U.S. Supreme Court Rejects Ban on Violent Video Games for Children
The U.S. Supreme Court ruled on Monday that California cannot make it a crime to sell violent video games to children aged 18 and younger, a ruling that could profoundly affect the $25 billion video game industry. This was the first time the Supreme Court has weighed in on video games in any fashion.
In the 7-2 decision, Justice Antonin Scalia said California’s law would violate First Amendment free-speech rights and that the existing nationwide, industry-imposed, voluntary rating system is an adequate way for parents to judge the appropriateness of video game content.
In an unusual coalition, his majority opinion had the support of Justices Anthony Kennedy, Ruth Bader Ginsburg, and Sonia Sotomayor. Justices Clarence Thomas and the Stephen Breyer, traditionally members of the Court’s left and right wings, were the dissenters.

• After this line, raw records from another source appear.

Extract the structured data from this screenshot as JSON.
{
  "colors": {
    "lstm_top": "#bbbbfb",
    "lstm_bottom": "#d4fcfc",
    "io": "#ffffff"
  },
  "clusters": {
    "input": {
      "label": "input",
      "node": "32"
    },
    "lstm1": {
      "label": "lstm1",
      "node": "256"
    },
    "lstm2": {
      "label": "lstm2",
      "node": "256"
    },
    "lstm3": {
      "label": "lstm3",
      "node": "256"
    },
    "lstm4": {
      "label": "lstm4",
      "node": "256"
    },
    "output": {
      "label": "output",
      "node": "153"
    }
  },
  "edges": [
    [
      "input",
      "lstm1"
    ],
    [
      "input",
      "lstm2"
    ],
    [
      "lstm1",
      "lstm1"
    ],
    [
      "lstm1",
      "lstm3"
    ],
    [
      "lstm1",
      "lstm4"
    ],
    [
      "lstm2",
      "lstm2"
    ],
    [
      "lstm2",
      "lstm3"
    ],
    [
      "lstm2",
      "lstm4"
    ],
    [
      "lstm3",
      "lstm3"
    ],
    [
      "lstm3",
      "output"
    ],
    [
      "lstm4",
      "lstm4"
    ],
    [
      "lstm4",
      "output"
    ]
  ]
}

California lawmakers passed the 2005 measure to help parents keep violent video games away from children, citing studies showing a connection between minors who play the games and later violent activities. But two federal courts had invalidated the law.

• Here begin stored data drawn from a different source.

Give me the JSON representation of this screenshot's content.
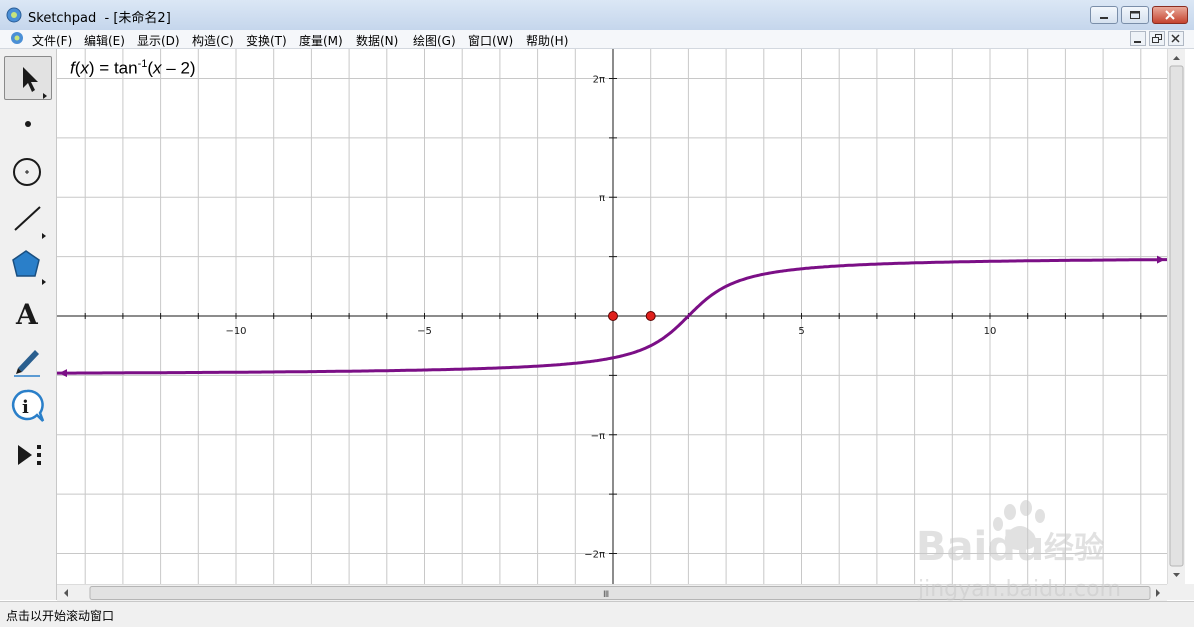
{
  "window": {
    "title": "Sketchpad  - [未命名2]"
  },
  "menu": {
    "items": [
      {
        "label": "文件(F)"
      },
      {
        "label": "编辑(E)"
      },
      {
        "label": "显示(D)"
      },
      {
        "label": "构造(C)"
      },
      {
        "label": "变换(T)"
      },
      {
        "label": "度量(M)"
      },
      {
        "label": "数据(N)"
      },
      {
        "label": "绘图(G)"
      },
      {
        "label": "窗口(W)"
      },
      {
        "label": "帮助(H)"
      }
    ]
  },
  "toolbox": {
    "tools": [
      "arrow-select-tool",
      "point-tool",
      "compass-tool",
      "straightedge-tool",
      "polygon-tool",
      "text-tool",
      "marker-tool",
      "information-tool",
      "custom-tool"
    ],
    "selected": "arrow-select-tool",
    "text_tool_glyph": "A"
  },
  "graph": {
    "function_label": {
      "f": "f",
      "x1": "x",
      "eq": " = tan",
      "sup": "-1",
      "paren_open": "(",
      "x2": "x",
      "rest": " – 2)"
    },
    "x_ticks": [
      {
        "value": -10,
        "label": "−10"
      },
      {
        "value": -5,
        "label": "−5"
      },
      {
        "value": 5,
        "label": "5"
      },
      {
        "value": 10,
        "label": "10"
      }
    ],
    "y_ticks": [
      {
        "value": 6.2832,
        "label": "2π"
      },
      {
        "value": 3.1416,
        "label": "π"
      },
      {
        "value": -3.1416,
        "label": "−π"
      },
      {
        "value": -6.2832,
        "label": "−2π"
      }
    ],
    "grid": true,
    "curve_color": "#7b0f86",
    "points_color": "#e0201c",
    "points": [
      {
        "x": 0,
        "y": 0
      },
      {
        "x": 1,
        "y": 0
      }
    ]
  },
  "scrollbars": {
    "hscroll_thumb_glyph": "Ⅲ"
  },
  "status": {
    "text": "点击以开始滚动窗口"
  },
  "watermark": {
    "brand": "Baidu",
    "cn": "经验",
    "url": "jingyan.baidu.com"
  }
}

Joan Biskupic, writing in USA Today, offers the following quotes:
In his dissent, Breyer wrote: ‘What sense does it make to forbid selling to a 13-year-old boy a magazine with an image of a nude woman, while protecting a sale to that 13-year-old of an interactive video game in which he actively, but virtually, binds and gags the woman, then tortures and kills her? What kind of First Amendment would permit the government to protect children by restricting sales of that extremely violent video game only when the woman — bound, gagged, tortured, and killed — is also topless?’
Scalia said, ‘Our cases make clear that obscenity covers only depictions of sexual conduct, and we have previously rejected attempts to shoehorn violence into that category.’

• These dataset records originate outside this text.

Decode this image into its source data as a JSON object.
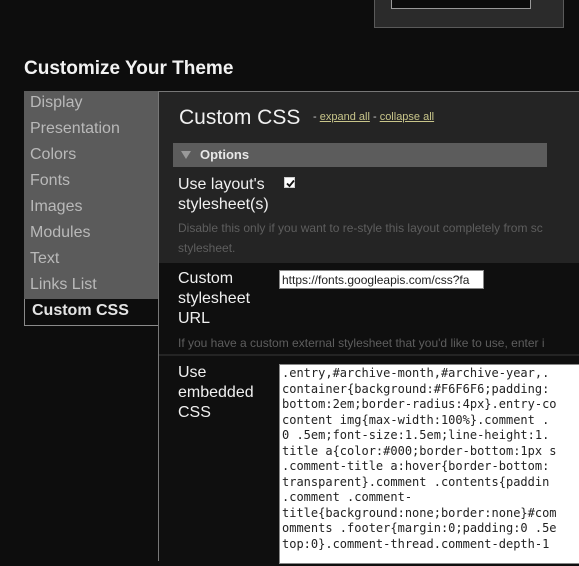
{
  "page_title": "Customize Your Theme",
  "sidebar": {
    "items": [
      {
        "label": "Display"
      },
      {
        "label": "Presentation"
      },
      {
        "label": "Colors"
      },
      {
        "label": "Fonts"
      },
      {
        "label": "Images"
      },
      {
        "label": "Modules"
      },
      {
        "label": "Text"
      },
      {
        "label": "Links List"
      },
      {
        "label": "Custom CSS"
      }
    ]
  },
  "panel": {
    "title": "Custom CSS",
    "separator": "-",
    "expand_all": "expand all",
    "collapse_all": "collapse all",
    "options_label": "Options",
    "layout_stylesheet": {
      "label_line1": "Use layout's",
      "label_line2": "stylesheet(s)",
      "checked": true,
      "help_line1": "Disable this only if you want to re-style this layout completely from sc",
      "help_line2": "stylesheet."
    },
    "custom_stylesheet": {
      "label_line1": "Custom",
      "label_line2": "stylesheet",
      "label_line3": "URL",
      "value": "https://fonts.googleapis.com/css?fa",
      "help": "If you have a custom external stylesheet that you'd like to use, enter i"
    },
    "embedded_css": {
      "label_line1": "Use",
      "label_line2": "embedded",
      "label_line3": "CSS",
      "value": ".entry,#archive-month,#archive-year,.\ncontainer{background:#F6F6F6;padding:\nbottom:2em;border-radius:4px}.entry-co\ncontent img{max-width:100%}.comment .\n0 .5em;font-size:1.5em;line-height:1.\ntitle a{color:#000;border-bottom:1px s\n.comment-title a:hover{border-bottom:\ntransparent}.comment .contents{paddin\n.comment .comment-\ntitle{background:none;border:none}#com\nomments .footer{margin:0;padding:0 .5e\ntop:0}.comment-thread.comment-depth-1"
    }
  }
}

California’s then-Gov. Arnold Schwarzenegger — who previously made his name as an actor playing characters engaged in violent acts in such movies as “Terminator,” and who signed the law in 2005 — had applauded the Supreme Court’s decision to intervene. He said, “We have a responsibility to our kids and our communities to protect against the effects of games that depict ultraviolent actions, just as we already do with movies.”
CNN’s Supreme Court producer Bill Mears, writes:
The legislation was designed to strengthen the current industry-controlled rating system, and would have placed an outright ban on the sale or rental to those under 18 of games deemed excessively ‘violent.’ As defined by California, such interactive games are those in which the player is given the choice of ‘killing, maiming, dismembering or sexually assaulting an image of a human being’ in offensive ways. It also defined such games as those that would ‘appeal to a deviant or morbid interest of children and are patently offensive to prevailing community standards.’
Out of the 30 sets of “friend of the court” briefs filed in the case by outside groups, 26 of them were from from advocates siding with the video industry and representing publishers, filmmakers, cable companies, and others, who said that the California law would limit speech rights and possibly affect what is shown in films or other media. More than 46 million American households have at least one video game system, with the industry bringing in at least $18 billion in 2010.